Further studies should thus compare the results of Takahashi et al¹⁵ to other approaches to map AF. The authors use ripple mapping to support increasing numbers of studies which confirm localized sources in persistent AF. However, while drivers were predominantly focal by ripple analysis, they are often rotational by optical mapping²⁰, analyses of endocardial baskets²¹, epicardial mapping by ECGI⁴ and recent work using novel computational electrogram analyses to guide ablation which terminated AF before PVI²². Comparative AF mapping in patients at sites where ablation terminates persistent AF may help to reconcile divergence between mapping approaches.
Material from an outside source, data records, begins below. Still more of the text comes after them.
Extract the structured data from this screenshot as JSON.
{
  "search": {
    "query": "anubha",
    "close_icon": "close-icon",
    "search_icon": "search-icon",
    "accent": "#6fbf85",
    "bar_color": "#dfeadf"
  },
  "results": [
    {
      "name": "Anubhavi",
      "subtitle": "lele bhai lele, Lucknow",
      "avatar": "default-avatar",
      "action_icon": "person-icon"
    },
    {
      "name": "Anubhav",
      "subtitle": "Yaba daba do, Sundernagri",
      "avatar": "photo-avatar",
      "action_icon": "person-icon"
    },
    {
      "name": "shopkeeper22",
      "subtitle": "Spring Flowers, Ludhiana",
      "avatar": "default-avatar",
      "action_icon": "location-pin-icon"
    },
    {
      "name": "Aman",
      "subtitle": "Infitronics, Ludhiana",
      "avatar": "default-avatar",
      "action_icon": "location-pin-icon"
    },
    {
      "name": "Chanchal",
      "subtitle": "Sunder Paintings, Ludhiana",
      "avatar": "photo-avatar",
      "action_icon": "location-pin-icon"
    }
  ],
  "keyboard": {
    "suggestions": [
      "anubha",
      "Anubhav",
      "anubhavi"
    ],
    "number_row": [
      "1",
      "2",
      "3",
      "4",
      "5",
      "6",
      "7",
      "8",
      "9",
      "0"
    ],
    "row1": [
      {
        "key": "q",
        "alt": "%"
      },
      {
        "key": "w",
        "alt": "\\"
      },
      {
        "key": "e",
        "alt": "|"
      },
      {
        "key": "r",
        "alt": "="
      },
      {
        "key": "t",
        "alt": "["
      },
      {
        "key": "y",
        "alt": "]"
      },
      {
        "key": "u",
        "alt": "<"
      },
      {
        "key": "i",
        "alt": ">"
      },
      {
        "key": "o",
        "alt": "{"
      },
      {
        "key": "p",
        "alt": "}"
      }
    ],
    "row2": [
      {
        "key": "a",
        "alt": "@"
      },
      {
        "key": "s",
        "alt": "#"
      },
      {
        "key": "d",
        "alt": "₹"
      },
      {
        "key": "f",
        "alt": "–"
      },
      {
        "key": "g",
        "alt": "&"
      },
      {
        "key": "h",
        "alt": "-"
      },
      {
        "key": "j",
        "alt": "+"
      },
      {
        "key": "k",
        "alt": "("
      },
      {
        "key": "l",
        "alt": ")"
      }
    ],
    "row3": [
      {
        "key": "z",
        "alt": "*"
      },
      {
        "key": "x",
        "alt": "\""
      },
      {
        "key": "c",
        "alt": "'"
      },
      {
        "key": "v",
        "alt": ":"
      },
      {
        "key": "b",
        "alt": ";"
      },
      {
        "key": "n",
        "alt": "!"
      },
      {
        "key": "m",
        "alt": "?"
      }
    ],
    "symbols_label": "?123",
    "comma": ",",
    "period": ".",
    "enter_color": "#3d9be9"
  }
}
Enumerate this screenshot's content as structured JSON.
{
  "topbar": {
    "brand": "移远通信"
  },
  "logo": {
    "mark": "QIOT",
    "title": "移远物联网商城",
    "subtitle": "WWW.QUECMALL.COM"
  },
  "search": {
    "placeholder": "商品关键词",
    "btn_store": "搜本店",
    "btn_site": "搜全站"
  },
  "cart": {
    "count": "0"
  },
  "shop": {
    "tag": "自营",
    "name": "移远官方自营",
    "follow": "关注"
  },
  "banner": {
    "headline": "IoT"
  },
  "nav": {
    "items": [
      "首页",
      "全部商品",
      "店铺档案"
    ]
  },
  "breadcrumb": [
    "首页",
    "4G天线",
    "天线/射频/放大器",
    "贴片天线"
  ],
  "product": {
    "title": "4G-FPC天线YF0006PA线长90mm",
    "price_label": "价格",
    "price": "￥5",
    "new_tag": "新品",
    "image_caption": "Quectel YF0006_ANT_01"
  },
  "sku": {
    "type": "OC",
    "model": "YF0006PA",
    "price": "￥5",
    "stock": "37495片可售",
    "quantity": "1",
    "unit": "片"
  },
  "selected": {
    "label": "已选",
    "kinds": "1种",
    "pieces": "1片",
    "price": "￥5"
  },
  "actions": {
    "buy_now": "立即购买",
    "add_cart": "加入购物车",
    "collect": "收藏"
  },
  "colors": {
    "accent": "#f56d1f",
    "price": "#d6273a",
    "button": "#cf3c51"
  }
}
Using this approach, recent studies have revealed rotational as well as focal drivers at sites of AF termination using mapping methods²³ previously reported not to show rotational activity in different patients (or animal models) mapped epicardially²⁴. After such validation, techniques can be used to address questions such as why acute AF termination often does not predict long-term outcome.

In conclusion, Takahashi et al should be congratulated on using ripple mapping to identify potential drivers of persistent AF. The prevalence of AF drivers between patients, and whether they indicate focal, rotational or other activation patterns will be assisted by studies that compare AF mapping modalities in the same patients, referenced to acute termination by map-guided ablation. This approach is analogous to methods widely used to validate mapping for other rhythms. Novel and potentially complementary AF mapping approaches validated in this way will offer a real opportunity to improve ablation outcomes.